Better: Use sticky sessions for WebSocket connections and Redis Pub/Sub for cross-server message routing.

Mistake 3: Not Discussing How to Handle Disconnections

"Users are always connected."

Problem: Mobile devices lose connectivity constantly. The interviewer wants to hear your reconnection strategy, not a fairy tale.

Better: On disconnect, buffer messages in the message store. On reconnect, the client fetches missed messages via REST API using the last-received message ID as a cursor.

Mistake 4: Confusing WebSockets with SSE

"I'll use Server-Sent Events for the chat system."

Problem: SSE is one-directional, server to client only. Chat requires bidirectional communication.

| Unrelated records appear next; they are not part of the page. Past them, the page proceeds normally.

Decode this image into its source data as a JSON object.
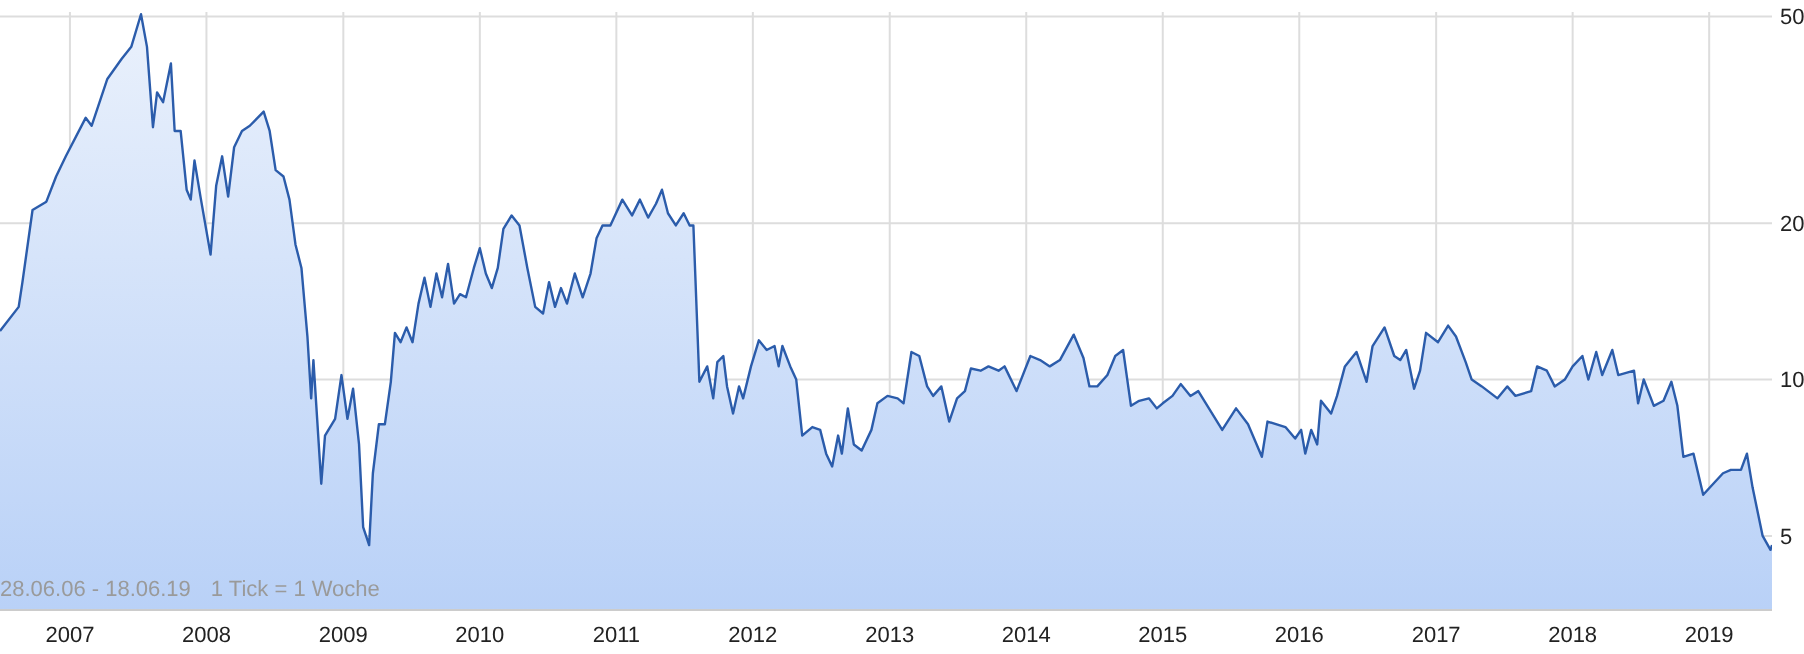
{
  "chart_data": {
    "type": "area",
    "log": true,
    "grid": true,
    "xlim": [
      "2006-06-28",
      "2019-06-18"
    ],
    "xticks": [
      {
        "value": "2007",
        "label": "2007"
      },
      {
        "value": "2008",
        "label": "2008"
      },
      {
        "value": "2009",
        "label": "2009"
      },
      {
        "value": "2010",
        "label": "2010"
      },
      {
        "value": "2011",
        "label": "2011"
      },
      {
        "value": "2012",
        "label": "2012"
      },
      {
        "value": "2013",
        "label": "2013"
      },
      {
        "value": "2014",
        "label": "2014"
      },
      {
        "value": "2015",
        "label": "2015"
      },
      {
        "value": "2016",
        "label": "2016"
      },
      {
        "value": "2017",
        "label": "2017"
      },
      {
        "value": "2018",
        "label": "2018"
      },
      {
        "value": "2019",
        "label": "2019"
      }
    ],
    "ylim": [
      3.6,
      51
    ],
    "yticks": [
      5,
      10,
      20,
      50
    ],
    "annotations": [
      "28.06.06 - 18.06.19",
      "1 Tick = 1 Woche"
    ],
    "x": [
      "2006-06-28",
      "2006-08-17",
      "2006-08-27",
      "2006-09-23",
      "2006-10-30",
      "2006-11-25",
      "2006-12-21",
      "2007-02-12",
      "2007-02-28",
      "2007-04-11",
      "2007-05-19",
      "2007-06-14",
      "2007-07-10",
      "2007-07-26",
      "2007-08-11",
      "2007-08-22",
      "2007-09-07",
      "2007-09-28",
      "2007-10-08",
      "2007-10-24",
      "2007-11-09",
      "2007-11-20",
      "2007-11-30",
      "2007-12-16",
      "2008-01-12",
      "2008-01-27",
      "2008-02-12",
      "2008-02-28",
      "2008-03-15",
      "2008-04-05",
      "2008-04-26",
      "2008-06-02",
      "2008-06-18",
      "2008-07-04",
      "2008-07-25",
      "2008-08-10",
      "2008-08-26",
      "2008-09-11",
      "2008-09-27",
      "2008-10-07",
      "2008-10-13",
      "2008-10-23",
      "2008-11-03",
      "2008-11-13",
      "2008-12-10",
      "2008-12-27",
      "2009-01-12",
      "2009-01-27",
      "2009-02-12",
      "2009-02-23",
      "2009-03-11",
      "2009-03-21",
      "2009-04-06",
      "2009-04-22",
      "2009-05-08",
      "2009-05-19",
      "2009-06-03",
      "2009-06-19",
      "2009-07-05",
      "2009-07-21",
      "2009-08-06",
      "2009-08-22",
      "2009-09-07",
      "2009-09-22",
      "2009-10-08",
      "2009-10-24",
      "2009-11-09",
      "2009-11-25",
      "2009-12-16",
      "2010-01-01",
      "2010-01-17",
      "2010-02-02",
      "2010-02-18",
      "2010-03-05",
      "2010-03-27",
      "2010-04-17",
      "2010-05-08",
      "2010-05-29",
      "2010-06-19",
      "2010-07-05",
      "2010-07-21",
      "2010-08-06",
      "2010-08-22",
      "2010-09-12",
      "2010-10-03",
      "2010-10-24",
      "2010-11-09",
      "2010-11-25",
      "2010-12-16",
      "2011-01-17",
      "2011-02-12",
      "2011-03-05",
      "2011-03-27",
      "2011-04-17",
      "2011-05-03",
      "2011-05-19",
      "2011-06-09",
      "2011-06-30",
      "2011-07-16",
      "2011-07-26",
      "2011-08-11",
      "2011-09-01",
      "2011-09-17",
      "2011-09-28",
      "2011-10-14",
      "2011-10-24",
      "2011-11-09",
      "2011-11-25",
      "2011-12-06",
      "2011-12-27",
      "2012-01-17",
      "2012-02-07",
      "2012-02-28",
      "2012-03-10",
      "2012-03-20",
      "2012-04-10",
      "2012-04-26",
      "2012-05-12",
      "2012-06-08",
      "2012-06-29",
      "2012-07-15",
      "2012-07-31",
      "2012-08-16",
      "2012-08-26",
      "2012-09-11",
      "2012-09-27",
      "2012-10-18",
      "2012-11-13",
      "2012-11-29",
      "2012-12-26",
      "2013-01-22",
      "2013-02-07",
      "2013-02-28",
      "2013-03-21",
      "2013-04-11",
      "2013-04-27",
      "2013-05-19",
      "2013-06-09",
      "2013-06-30",
      "2013-07-21",
      "2013-08-06",
      "2013-09-01",
      "2013-09-22",
      "2013-10-19",
      "2013-11-04",
      "2013-12-06",
      "2014-01-12",
      "2014-02-07",
      "2014-03-05",
      "2014-04-01",
      "2014-05-08",
      "2014-06-03",
      "2014-06-19",
      "2014-07-10",
      "2014-08-06",
      "2014-08-27",
      "2014-09-17",
      "2014-10-08",
      "2014-10-30",
      "2014-11-25",
      "2014-12-16",
      "2015-01-01",
      "2015-01-27",
      "2015-02-18",
      "2015-03-16",
      "2015-04-06",
      "2015-06-09",
      "2015-07-16",
      "2015-08-17",
      "2015-09-23",
      "2015-10-08",
      "2015-11-25",
      "2015-12-21",
      "2016-01-06",
      "2016-01-17",
      "2016-02-02",
      "2016-02-18",
      "2016-02-28",
      "2016-03-26",
      "2016-04-11",
      "2016-05-02",
      "2016-06-02",
      "2016-06-29",
      "2016-07-15",
      "2016-08-16",
      "2016-09-11",
      "2016-09-27",
      "2016-10-13",
      "2016-11-03",
      "2016-11-19",
      "2016-12-05",
      "2017-01-06",
      "2017-02-02",
      "2017-02-23",
      "2017-03-21",
      "2017-04-06",
      "2017-05-03",
      "2017-06-14",
      "2017-07-10",
      "2017-08-01",
      "2017-09-12",
      "2017-09-28",
      "2017-10-24",
      "2017-11-14",
      "2017-12-11",
      "2018-01-01",
      "2018-01-27",
      "2018-02-12",
      "2018-03-05",
      "2018-03-21",
      "2018-04-17",
      "2018-05-03",
      "2018-06-14",
      "2018-06-25",
      "2018-07-10",
      "2018-08-06",
      "2018-09-01",
      "2018-09-22",
      "2018-10-08",
      "2018-10-24",
      "2018-11-20",
      "2018-12-16",
      "2019-01-12",
      "2019-02-07",
      "2019-02-28",
      "2019-03-27",
      "2019-04-12",
      "2019-04-27",
      "2019-05-24",
      "2019-06-14",
      "2019-06-18"
    ],
    "series": [
      {
        "color": "#2b5cab",
        "values": [
          12.4,
          13.8,
          15.4,
          21.2,
          22.0,
          24.6,
          26.9,
          31.9,
          30.8,
          37.9,
          41.4,
          43.7,
          50.5,
          43.7,
          30.6,
          35.7,
          34.2,
          40.6,
          30.1,
          30.1,
          23.2,
          22.2,
          26.4,
          22.5,
          17.4,
          23.6,
          26.9,
          22.5,
          28.0,
          30.1,
          30.8,
          32.8,
          30.1,
          25.3,
          24.6,
          22.2,
          18.2,
          16.4,
          12.1,
          9.2,
          10.9,
          8.4,
          6.3,
          7.8,
          8.4,
          10.2,
          8.4,
          9.6,
          7.5,
          5.2,
          4.8,
          6.6,
          8.2,
          8.2,
          9.9,
          12.3,
          11.8,
          12.6,
          11.8,
          14.0,
          15.7,
          13.8,
          16.0,
          14.4,
          16.7,
          14.0,
          14.6,
          14.4,
          16.4,
          17.9,
          16.0,
          15.0,
          16.4,
          19.5,
          20.7,
          19.8,
          16.4,
          13.8,
          13.4,
          15.4,
          13.8,
          15.0,
          14.0,
          16.0,
          14.4,
          16.0,
          18.7,
          19.8,
          19.8,
          22.2,
          20.7,
          22.2,
          20.5,
          21.8,
          23.2,
          20.9,
          19.8,
          20.9,
          19.8,
          19.8,
          9.9,
          10.6,
          9.2,
          10.8,
          11.1,
          9.7,
          8.6,
          9.7,
          9.2,
          10.6,
          11.9,
          11.4,
          11.6,
          10.6,
          11.6,
          10.6,
          10.0,
          7.8,
          8.1,
          8.0,
          7.2,
          6.8,
          7.8,
          7.2,
          8.8,
          7.5,
          7.3,
          8.0,
          9.0,
          9.3,
          9.2,
          9.0,
          11.3,
          11.1,
          9.7,
          9.3,
          9.7,
          8.3,
          9.2,
          9.5,
          10.5,
          10.4,
          10.6,
          10.4,
          10.6,
          9.5,
          11.1,
          10.9,
          10.6,
          10.9,
          12.2,
          11.0,
          9.7,
          9.7,
          10.2,
          11.1,
          11.4,
          8.9,
          9.1,
          9.2,
          8.8,
          9.0,
          9.3,
          9.8,
          9.3,
          9.5,
          8.0,
          8.8,
          8.2,
          7.1,
          8.3,
          8.1,
          7.7,
          8.0,
          7.2,
          8.0,
          7.5,
          9.1,
          8.6,
          9.3,
          10.6,
          11.3,
          9.9,
          11.6,
          12.6,
          11.1,
          10.9,
          11.4,
          9.6,
          10.4,
          12.3,
          11.8,
          12.7,
          12.1,
          10.8,
          10.0,
          9.7,
          9.2,
          9.7,
          9.3,
          9.5,
          10.6,
          10.4,
          9.7,
          10.0,
          10.6,
          11.1,
          10.0,
          11.3,
          10.2,
          11.4,
          10.2,
          10.4,
          9.0,
          10.0,
          8.9,
          9.1,
          9.9,
          8.9,
          7.1,
          7.2,
          6.0,
          6.3,
          6.6,
          6.7,
          6.7,
          7.2,
          6.2,
          5.0,
          4.7,
          4.8
        ]
      }
    ]
  }
}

Better: WebSockets for bidirectional real-time communication. SSE only for one-way server pushes like notification feeds. Know the difference.


Summary: What to Remember

  • HTTP = request-response, WebSockets = persistent bidirectional connection. Know when each is appropriate
  • WebSockets eliminate polling overhead. The server pushes data the instant it happens
  • The handshake upgrades an HTTP connection to WebSocket (101 Switching Protocols)
  • Scaling challenge: WebSocket connections are stateful, tied to a specific server
  • Cross-server routing: use Redis Pub/Sub or a connection registry to deliver messages across servers
  • Presence systems: Redis with TTL for automatic offline detection on heartbeat timeout
  • Always plan for disconnections. Buffer messages server-side, and fetch missed messages on reconnect via REST
  • SSE is for one-way server pushes, WebSockets are for bidirectional real-time communication

Key numbers to have ready:

  • HTTP header overhead: ~800 bytes per request
  • WebSocket frame overhead: 2-6 bytes
  • Heartbeat interval: typically 30 seconds
  • Presence TTL: typically 60 seconds

Interview golden rule:

Don't just say "I'll use WebSockets." Explain why HTTP
polling fails at scale, how you handle cross-server routing,
what happens when users disconnect, and how you track presence.